C'è stato un tempo, in cui ci siamo rincorse nel sogno, ed abbiamo salito le due discese opposte, ansimato, girato l'angolo e pensato che il caso bastasse, per rivedersi; però non era il tempo. Quello.

Ieri, che conta già qualche pioggia e qualche notte, ed ha aspettato vari anni e quaranta giorni per essere ieri, alla fine è successo.
O all'inizio.

E se l'ultimo mio sogno diceva che ci saremmo incontrate in un porto, non sbagliava poi di troppo. La città è di mare: una lingua tesa fra due mari anzi, che non parla dell'uno dell'altro; ma solo dello scirocco.
Il porto è d'aria, come da copione, considerato che entrambe siamo di quell'elemento essenzialmente tratte. Ed attratte.

Il tempo è venuto, alla fine (o all'inizio) di riabbracciarsi.
Come nella scena madre che occorre aver visto almeno una volta, e vissuto possibilmente tante!, un abbraccio ha raccontato più di ogni possibile articolazione sonora tutto quello che non c'è bisogno di dire. E molto più in fretta.

Il tempo è venuto lentamente, e passato ovviamente, con la sua logica paradossale, rapidissimo; ma so esattamente tutto, di quelle ore trascorse a ricoprirci i tratti del viso, a rivedere i capelli lasciati liberi dagli inganni che fuorviano le ipotesi sull'età, a rimettere insieme i pezzi sparsi nel tempo in cui non ci siamo raccontate. A raccontarci a voce, tutto quello che si cela agli occhi estranei nel silenzio delle rughe.
E poi ho preso la tua storia nei disegni, dal tuo gorgheggio accennato, sui viali che conducono dalle mura di tramontana al porto. Sempre mare. A nord, a sud. E anche dentro.
Sempre tu, anche oggi. Anche diversa.

E m'incanto a vedere che niente è cambiato, benché sia tutto diverso... e tutto cambiato.
Siamo io e te, come se ci fossimo lasciate ieri, ed allo stesso tempo non ci conosciamo più.
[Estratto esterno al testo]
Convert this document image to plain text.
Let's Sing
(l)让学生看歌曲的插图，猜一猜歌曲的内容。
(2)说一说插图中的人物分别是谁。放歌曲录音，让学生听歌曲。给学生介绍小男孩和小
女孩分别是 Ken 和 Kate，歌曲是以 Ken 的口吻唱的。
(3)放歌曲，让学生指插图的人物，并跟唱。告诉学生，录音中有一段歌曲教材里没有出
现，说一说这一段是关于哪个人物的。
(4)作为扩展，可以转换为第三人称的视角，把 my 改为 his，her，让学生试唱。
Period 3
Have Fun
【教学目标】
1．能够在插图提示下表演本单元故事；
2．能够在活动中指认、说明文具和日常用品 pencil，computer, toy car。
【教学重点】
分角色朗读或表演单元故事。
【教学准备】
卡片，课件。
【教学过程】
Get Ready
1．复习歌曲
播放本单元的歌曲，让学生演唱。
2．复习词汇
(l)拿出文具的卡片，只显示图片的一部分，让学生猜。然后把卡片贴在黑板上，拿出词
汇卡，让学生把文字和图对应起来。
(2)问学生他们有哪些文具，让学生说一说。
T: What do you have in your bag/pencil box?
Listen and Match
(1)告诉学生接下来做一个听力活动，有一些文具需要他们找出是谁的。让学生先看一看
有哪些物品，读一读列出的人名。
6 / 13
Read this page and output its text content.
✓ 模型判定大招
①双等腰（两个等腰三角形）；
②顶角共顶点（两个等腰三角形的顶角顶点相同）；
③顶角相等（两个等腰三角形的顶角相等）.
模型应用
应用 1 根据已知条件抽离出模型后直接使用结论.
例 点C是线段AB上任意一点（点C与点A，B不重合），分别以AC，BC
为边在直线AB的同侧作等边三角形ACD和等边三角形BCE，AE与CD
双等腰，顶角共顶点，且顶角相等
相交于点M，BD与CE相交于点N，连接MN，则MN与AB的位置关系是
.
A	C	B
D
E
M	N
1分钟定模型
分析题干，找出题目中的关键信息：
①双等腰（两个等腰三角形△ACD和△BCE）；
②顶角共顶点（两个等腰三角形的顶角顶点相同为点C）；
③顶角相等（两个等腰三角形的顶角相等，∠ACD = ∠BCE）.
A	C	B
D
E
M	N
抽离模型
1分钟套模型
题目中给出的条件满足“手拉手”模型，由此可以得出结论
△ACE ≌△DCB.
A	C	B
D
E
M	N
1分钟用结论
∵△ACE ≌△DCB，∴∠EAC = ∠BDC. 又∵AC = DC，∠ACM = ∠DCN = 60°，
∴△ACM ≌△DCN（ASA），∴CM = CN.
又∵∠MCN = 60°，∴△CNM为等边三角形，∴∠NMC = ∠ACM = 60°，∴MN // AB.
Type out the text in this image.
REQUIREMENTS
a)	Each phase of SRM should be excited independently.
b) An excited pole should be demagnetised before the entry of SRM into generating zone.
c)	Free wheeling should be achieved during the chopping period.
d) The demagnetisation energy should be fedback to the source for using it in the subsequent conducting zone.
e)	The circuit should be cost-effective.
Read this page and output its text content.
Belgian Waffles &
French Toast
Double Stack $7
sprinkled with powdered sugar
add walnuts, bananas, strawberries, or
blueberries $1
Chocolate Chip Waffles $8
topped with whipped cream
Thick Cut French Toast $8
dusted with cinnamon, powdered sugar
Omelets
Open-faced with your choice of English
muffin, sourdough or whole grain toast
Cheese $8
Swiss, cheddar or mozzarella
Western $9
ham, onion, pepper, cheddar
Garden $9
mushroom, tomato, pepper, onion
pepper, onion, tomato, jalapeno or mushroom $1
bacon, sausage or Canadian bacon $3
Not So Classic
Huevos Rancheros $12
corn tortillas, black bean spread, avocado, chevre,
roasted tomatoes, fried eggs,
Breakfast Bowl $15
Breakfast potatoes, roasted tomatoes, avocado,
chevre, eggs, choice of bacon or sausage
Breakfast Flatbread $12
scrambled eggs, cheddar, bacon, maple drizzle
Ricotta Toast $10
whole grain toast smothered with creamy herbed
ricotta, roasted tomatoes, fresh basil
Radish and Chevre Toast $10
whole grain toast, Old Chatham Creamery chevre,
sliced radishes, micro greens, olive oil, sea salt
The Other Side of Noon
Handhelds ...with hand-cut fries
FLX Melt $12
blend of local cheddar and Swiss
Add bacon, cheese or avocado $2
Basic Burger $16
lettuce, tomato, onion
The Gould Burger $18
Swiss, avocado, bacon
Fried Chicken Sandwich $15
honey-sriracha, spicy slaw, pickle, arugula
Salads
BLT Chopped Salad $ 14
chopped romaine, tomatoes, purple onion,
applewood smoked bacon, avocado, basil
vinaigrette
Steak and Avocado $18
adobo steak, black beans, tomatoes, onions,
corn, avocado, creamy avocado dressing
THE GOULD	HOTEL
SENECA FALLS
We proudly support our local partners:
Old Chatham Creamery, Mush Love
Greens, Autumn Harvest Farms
Chiediamo permesso, entriamo con delicatezza, per i primi momenti, appigliandoci a qualche ricordo comune, per vedere se sonno gli stessi; poi scaliamo le distanze con avidità, e con la sicurezza di una vecchia confidenza, della fiducia accordatami dalla gatta. E tra una lirica e un infuso di zenzero e limone, che odora di fresco, si apre un nuovo orizzonte.

Non dico che ci andremo per mano, perché non siamo mai state di quelle che si tengono la mano come i fidanzatini; loro fanno tenerezza, a noi forse sembrava di essere fragili (o solo un po' assurde); più pratiche, ci tenevamo con altri fili, una con l'altra.

Gli stessi, ma intrecciati ai mille che stanno nella rete fra ieri e oggi, ora, più che ritendersi tendono a rendersi un po' più visibili, che nel tempo passato senza scorgerci.
In questo tempo accaduto per tempo, con i tempi giusti, e fuori dal tempo.

... Inizio.

giovedì, aprile 23

Buon compleanno


C'era un tempo in cui tutto era piccolo e semplice. C'era poco spazio per muoversi magari, ma nessun bisogno di andare, né di lottare nella tua armatura brillante di guerriero.
Tutto ciò che occorreva in quel luogo perfetto "che si conosce solo per il suono di un fiumicello", giungeva da qualcuno che ti ha amato sopra ogni cosa, e ti ha voluto da sé, in sé, con sé.
Due si sono fatti uno. Uno che è stato capace di diventare qualcosa di più delle due metà che fanno un intero.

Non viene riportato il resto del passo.